Server makers are lining up a host of new and enhanced systems armed with Intel’s new ‘Woodcrest’ Xeon processor, a chip built on a new architecture that promises better performance coupled with greater energy efficiency. Intel initially said the Xeon 5100 family – based on Intel’s new Core microarchitecture – would be released in the third quarter. However, earlier this month the giant chip maker pushed up the date to June 26 in an attempt to take back momentum from rival AMD. Ars’ Hannibal gives his view on the new processors.
The pounding that its taken from AMD really gave it a black eye. I hope that this new processor is everything that it says it is.
There is publicity now IN the news.
“Various OEMs say the Xeon 5100 chips put Intel solidly back in the game”
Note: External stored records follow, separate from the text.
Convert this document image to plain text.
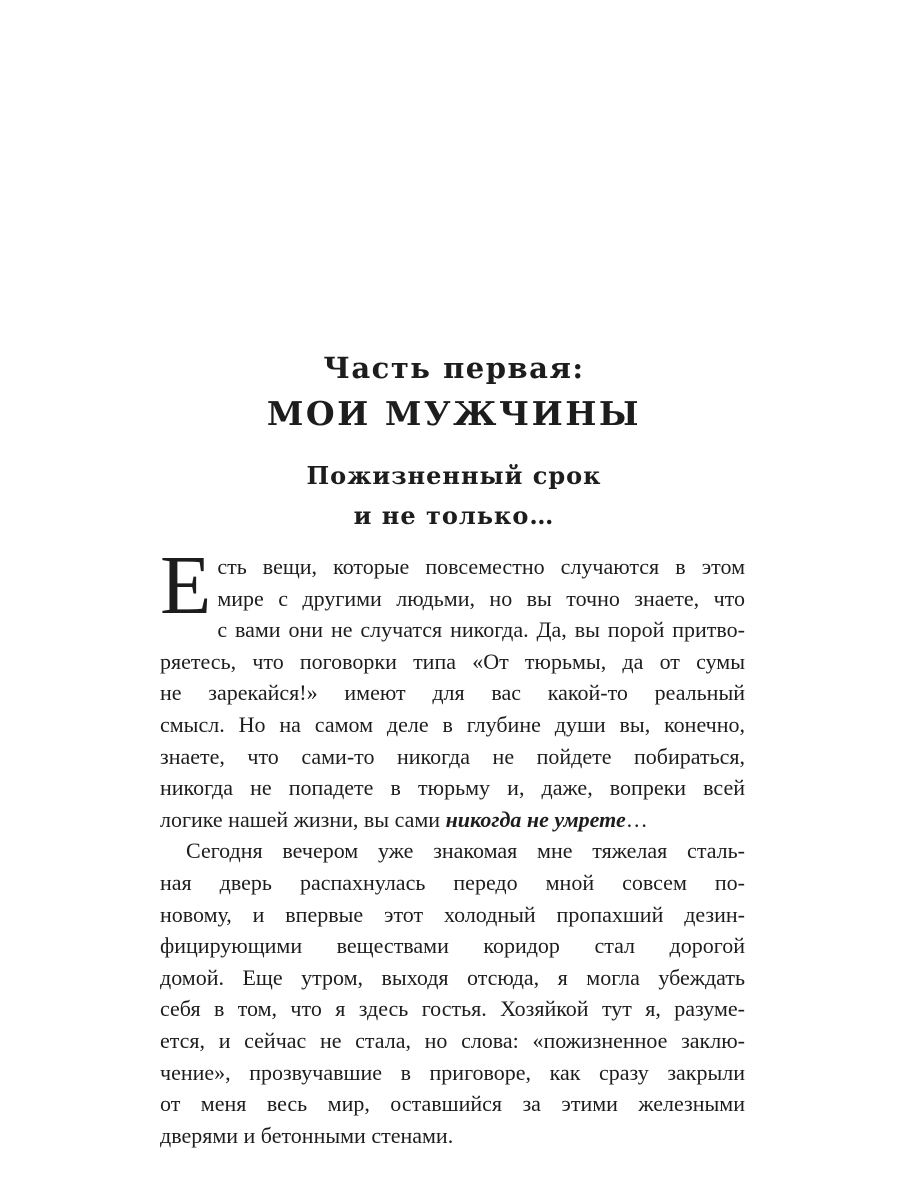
Часть первая:
МОИ МУЖЧИНЫ
Пожизненный срок
и не только…
Е сть вещи, которые повсеместно случаются в этом
мире с другими людьми, но вы точно знаете, что
с вами они не случатся никогда. Да, вы порой притво-
ряетесь, что поговорки типа «От тюрьмы, да от сумы
не зарекайся!» имеют для вас какой-то реальный
смысл. Но на самом деле в глубине души вы, конечно,
знаете, что сами-то никогда не пойдете побираться,
никогда не попадете в тюрьму и, даже, вопреки всей
логике нашей жизни, вы сами никогда не умрете…
Сегодня вечером уже знакомая мне тяжелая сталь-
ная дверь распахнулась передо мной совсем по-
новому, и впервые этот холодный пропахший дезин-
фицирующими веществами коридор стал дорогой
домой. Еще утром, выходя отсюда, я могла убеждать
себя в том, что я здесь гостья. Хозяйкой тут я, разуме-
ется, и сейчас не стала, но слова: «пожизненное заклю-
чение», прозвучавшие в приговоре, как сразу закрыли
от меня весь мир, оставшийся за этими железными
дверями и бетонными стенами.
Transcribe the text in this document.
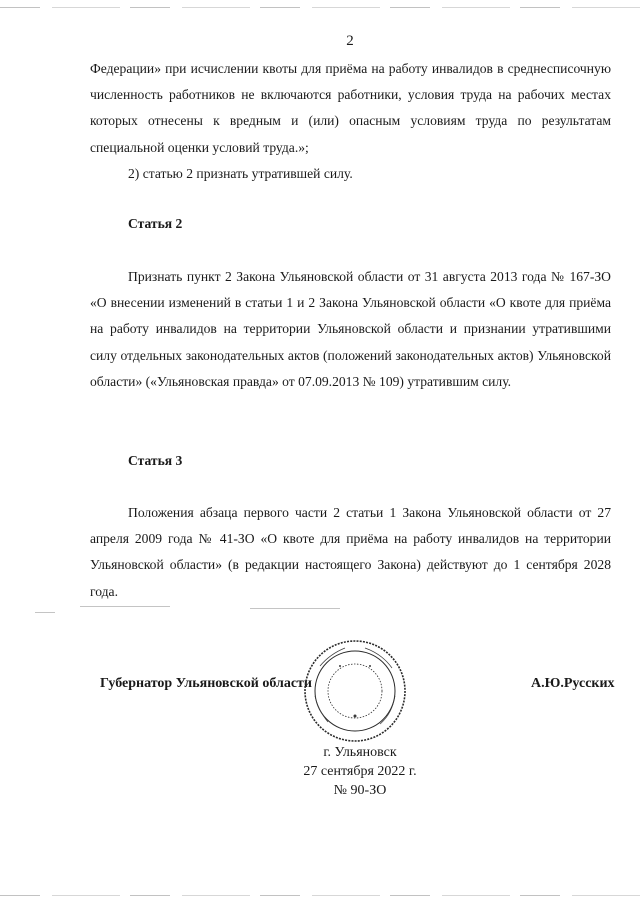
2

Федерации» при исчислении квоты для приёма на работу инвалидов в среднесписочную численность работников не включаются работники, условия труда на рабочих местах которых отнесены к вредным и (или) опасным условиям труда по результатам специальной оценки условий труда.»;

2) статью 2 признать утратившей силу.

Статья 2

Признать пункт 2 Закона Ульяновской области от 31 августа 2013 года № 167-ЗО «О внесении изменений в статьи 1 и 2 Закона Ульяновской области «О квоте для приёма на работу инвалидов на территории Ульяновской области и признании утратившими силу отдельных законодательных актов (положений законодательных актов) Ульяновской области» («Ульяновская правда» от 07.09.2013 № 109) утратившим силу.

Статья 3

Положения абзаца первого части 2 статьи 1 Закона Ульяновской области от 27 апреля 2009 года № 41-ЗО «О квоте для приёма на работу инвалидов на территории Ульяновской области» (в редакции настоящего Закона) действуют до 1 сентября 2028 года.

Губернатор Ульяновской области	А.Ю.Русских
г. Ульяновск
27 сентября 2022 г.
№ 90-ЗО
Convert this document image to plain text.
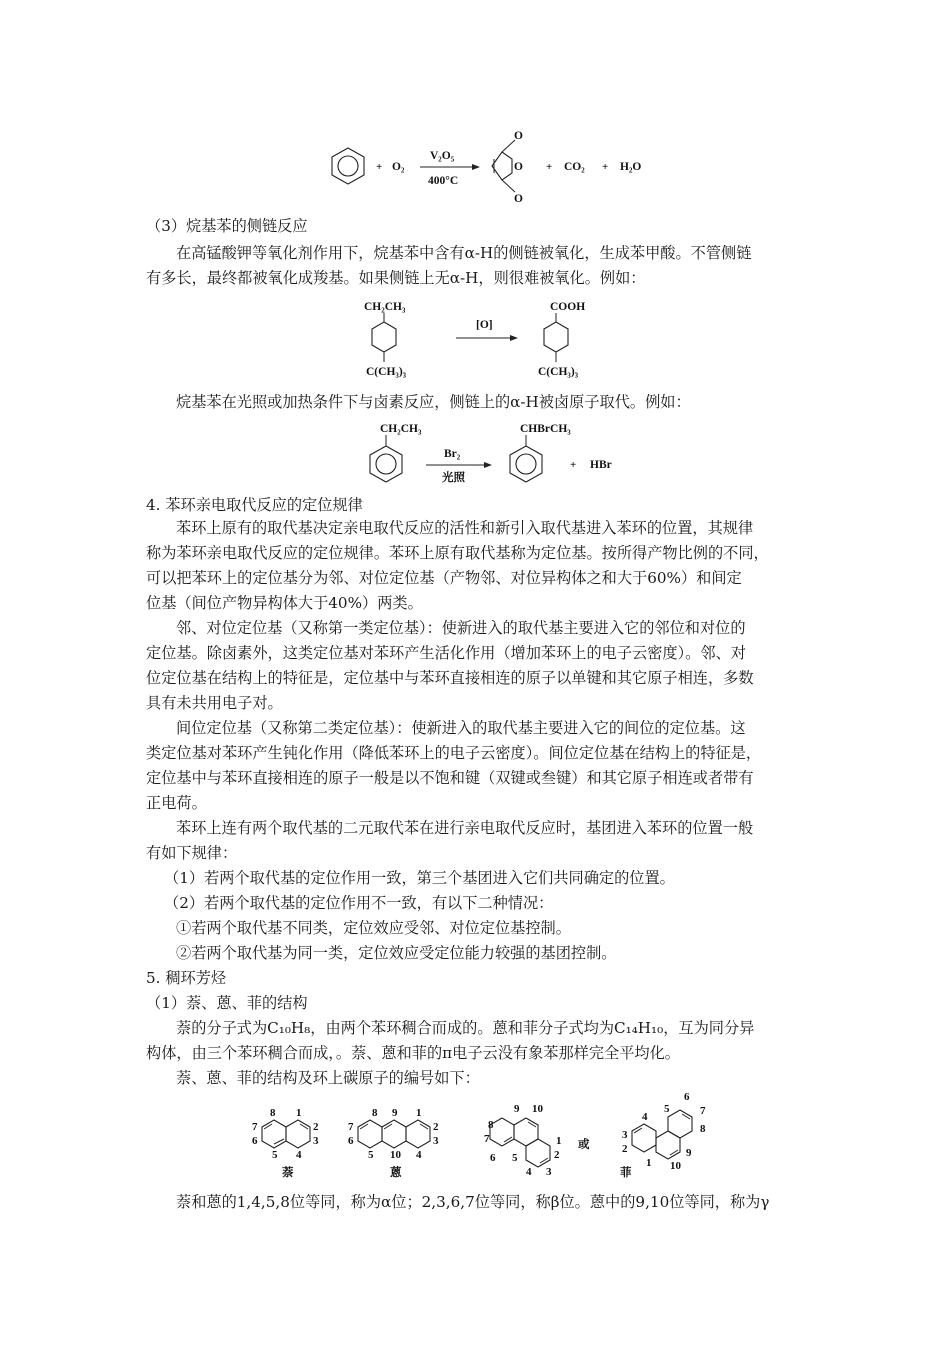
+ O₂
V₂O₅
400°C
O
O
O
+ CO₂ + H₂O
（3）烷基苯的侧链反应
在高锰酸钾等氧化剂作用下，烷基苯中含有α-H的侧链被氧化，生成苯甲酸。不管侧链
有多长，最终都被氧化成羧基。如果侧链上无α-H，则很难被氧化。例如：
CH₂CH₃
C(CH₃)₃
[O]
COOH
C(CH₃)₃
烷基苯在光照或加热条件下与卤素反应，侧链上的α-H被卤原子取代。例如：
CH₂CH₃
Br₂
光照
CHBrCH₃
+ HBr
4. 苯环亲电取代反应的定位规律
苯环上原有的取代基决定亲电取代反应的活性和新引入取代基进入苯环的位置，其规律
称为苯环亲电取代反应的定位规律。苯环上原有取代基称为定位基。按所得产物比例的不同，
可以把苯环上的定位基分为邻、对位定位基（产物邻、对位异构体之和大于60%）和间定
位基（间位产物异构体大于40%）两类。
邻、对位定位基（又称第一类定位基）：使新进入的取代基主要进入它的邻位和对位的
定位基。除卤素外，这类定位基对苯环产生活化作用（增加苯环上的电子云密度）。邻、对
位定位基在结构上的特征是，定位基中与苯环直接相连的原子以单键和其它原子相连，多数
具有未共用电子对。
间位定位基（又称第二类定位基）：使新进入的取代基主要进入它的间位的定位基。这
类定位基对苯环产生钝化作用（降低苯环上的电子云密度）。间位定位基在结构上的特征是，
定位基中与苯环直接相连的原子一般是以不饱和键（双键或叁键）和其它原子相连或者带有
正电荷。
苯环上连有两个取代基的二元取代苯在进行亲电取代反应时，基团进入苯环的位置一般
有如下规律：
（1）若两个取代基的定位作用一致，第三个基团进入它们共同确定的位置。
（2）若两个取代基的定位作用不一致，有以下二种情况：
①若两个取代基不同类，定位效应受邻、对位定位基控制。
②若两个取代基为同一类，定位效应受定位能力较强的基团控制。
5. 稠环芳烃
（1）萘、蒽、菲的结构
萘的分子式为C₁₀H₈，由两个苯环稠合而成的。蒽和菲分子式均为C₁₄H₁₀，互为同分异
构体，由三个苯环稠合而成，。萘、蒽和菲的π电子云没有象苯那样完全平均化。
萘、蒽、菲的结构及环上碳原子的编号如下：
8 1
7	2
6	3
5 4
萘
8 9 1
7	2
6	3
5 10 4
蒽
9 10
1
8
7
2
6 5
4 3
或
6
5	7
4
8
3
2	9
1 10
菲
萘和蒽的1,4,5,8位等同，称为α位；2,3,6,7位等同，称β位。蒽中的9,10位等同，称为γ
Uh, how do they know since *ITS NOT RELEASED YET*.
This is nothing but a promotional flier from Intel masquerading as “news”.
IT “journalism” just keeps sinking deeper down the drain every day.
I don’t know the- OEMs have ben beavering away without any samples. Its a risky business trying to get a mainboard out for release day without having a cpu to see if it works….
Am I missing something or is everyone forgetting that Intels new savior is a 65nm chip while AMD is still kicking butt at 90nm. Whats gonna happen when AMD drops to 65?
“Whats gonna happen when AMD drops to 65?”
Intel will move to 45nm.
FRAG! yet another one…
There are several issues here that need to be raised, The current revision opteron processor noted as Rev E is not nearly as scalable as the up and coming Rev F which has additional HTX bandwidth which means that the opteron will be able to run all of it memory at full speed with HTX channels between all CPUs rather than just 3. I believe that you will finally start to see true 8 socket Opterons based servers reaching the market very shortly. The Intel XEON processors on Intel based chipsets which still rely on front side busses are heavily limited. There is also another issue that comes to mind, we run datacentres which have several thousand servers online we do not have ‘gold support’ etc with our servers because 4hour replacements are not something that we can deal with.. downtime = lost income. With the Intel based servers we have to maintain a much larger stock inventory because there are so many different models over the time, it maybe a 2.8ghz XEON but there are so many different models that many boards may not support the socket etc, With AMD however that problem is reduced conciderably. We also see that the woodcrest only scales to 2 way from what I have read, which really means that the 4 way space wont be touched until much later in the year which is how many of these chip producers actually make profits. The other benefit is that all the Opterons use the same core which means that it is cheaper to make. While intel use different cores for each of their procesors DP/MP etc based on the same thing but not identical. Intels processor may blow away the AMD processors for performance but for TCO the AMD offering suits our requirements much better.
>Rev F which has additional HTX bandwidth
Please explain what you think HTX is?
Hypertransport is important in the 4-way and up server realm, but Intel cares more about 2P anyway and most idio… I mean most server admins were choosing the Intel solution over Opterons for onesy twosy servers because it is easier to go with the flow.
Intel has also designed this new chip with very good IPC, much better than current Opteron. On most workloads (ones that fit in cache) it will blow away the Opteron every time. The performance/watt is better than any Opteron at the moment. In fact the current Opteron chips only has a few niche areas where the new Woodcrest chip doesn’t blow its doors off. (Mainly corner cases where the data isn’t fitting nicely in a 4 MB cache and once again scalability past 2 sockets)
Intel is also working on their CSI Interconnect (possibly redundant?) technology and it will offer similar low-latency access to memory and scalability. In addition with their architectural changes, I don’t see AMD trouncing Intel for a very long time. I hope that I am proved wrong.
>Hypertransport is important in the 4-way and up server realm.
I doubt that it will ever make much penetration at 4 sockets+
1/ snoopy cc protocols
2/ 2×2 socket way cheaper than 1×4 socket (and clustering apps are abundant)
The only thing you can say is they do better than intel who don’t have any non bus based offering until CSI.